A leading economist Aunindyo Chakravarty has said that the food materials supplied to the poor through ration cards keep most of India's poor just above subsistence level, with a few square meals a week, a shanty with a leaky roof to live in, and torn, ragged clothes to wear. In terms of daily expenditure per person, 30 per cent of the people spent just Rs 37 per day. This included all expenses — food, shelter, fuel, clothing, health, education, mobile phone. The government's rural financial inclusion survey of 2017 tells us that around 5.7 crore rural families have a monthly income of about Rs 4,000 only. That works out to Rs 27 per head, per day.

A survey conducted by Azim Premji University (APU) found that '74 per cent were consuming less food today than before the lockdown'. Another survey, conducted by Farzana Afridi and her colleagues in low-income neighbourhoods of Delhi, found that 80 per cent of the respondents had not earned any income during the lockdown. With non-existent or meagre income during the lockdown, 90 per cent reported 'financial stress, and about half were too anxious to sleep at night'. In such situations, universal coverage under the Public Distribution System can salvage the problem to an extent even though the PDS offers little more than a protection against starvation. It cannot ensure adequate nutrition, let alone a decent standard of living, as pointed out by a well-known economist Jeane Dreze.

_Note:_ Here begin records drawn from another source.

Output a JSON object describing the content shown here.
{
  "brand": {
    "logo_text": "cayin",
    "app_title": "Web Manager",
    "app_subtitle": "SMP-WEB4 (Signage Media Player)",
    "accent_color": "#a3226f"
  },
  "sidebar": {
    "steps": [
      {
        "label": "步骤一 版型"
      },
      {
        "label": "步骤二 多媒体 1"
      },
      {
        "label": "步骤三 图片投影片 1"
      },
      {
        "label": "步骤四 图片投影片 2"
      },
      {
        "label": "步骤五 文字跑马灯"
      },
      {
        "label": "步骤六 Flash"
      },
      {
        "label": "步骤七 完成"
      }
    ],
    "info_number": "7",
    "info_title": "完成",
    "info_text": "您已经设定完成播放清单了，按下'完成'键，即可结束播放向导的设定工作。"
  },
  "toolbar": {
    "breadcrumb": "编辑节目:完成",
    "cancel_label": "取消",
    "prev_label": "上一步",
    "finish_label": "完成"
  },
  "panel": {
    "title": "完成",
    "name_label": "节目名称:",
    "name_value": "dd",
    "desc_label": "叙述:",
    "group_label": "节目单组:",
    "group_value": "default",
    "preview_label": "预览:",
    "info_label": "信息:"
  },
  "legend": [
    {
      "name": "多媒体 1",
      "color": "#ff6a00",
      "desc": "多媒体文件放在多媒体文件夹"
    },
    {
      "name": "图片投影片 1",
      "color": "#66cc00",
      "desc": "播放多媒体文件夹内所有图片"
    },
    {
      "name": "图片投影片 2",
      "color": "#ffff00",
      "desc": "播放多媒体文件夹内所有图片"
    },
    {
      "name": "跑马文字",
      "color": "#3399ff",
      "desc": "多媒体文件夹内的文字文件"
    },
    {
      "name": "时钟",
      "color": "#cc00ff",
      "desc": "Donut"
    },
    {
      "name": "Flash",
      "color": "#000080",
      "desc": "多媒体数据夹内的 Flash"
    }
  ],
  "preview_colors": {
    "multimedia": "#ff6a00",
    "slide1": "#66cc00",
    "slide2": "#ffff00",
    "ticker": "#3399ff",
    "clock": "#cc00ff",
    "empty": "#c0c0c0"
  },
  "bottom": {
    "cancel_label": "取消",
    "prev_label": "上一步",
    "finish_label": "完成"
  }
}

India's present ranking on the Hunger Index of 102 out of 117 countries is going to get worse in the coming period as the government is now accepting a fall in GDP below zero.

With 12 Crore people losing jobs affecting around 55 Crore people, the situation is going to be extremely grim. Children of nearly 85 per cent of the families will be left without milk and essential micronutrients which is essential for their physical and mental growth. Governments have to realise that it is not just a few kilograms of wheat or rice and some dal but all sorts of food including vegetables, fruits, dairy products, meat, egg, etc., that are also necessary for a healthy nation. With the present scenario being what it is, we are likely in for a severe nutritional health emergency as well.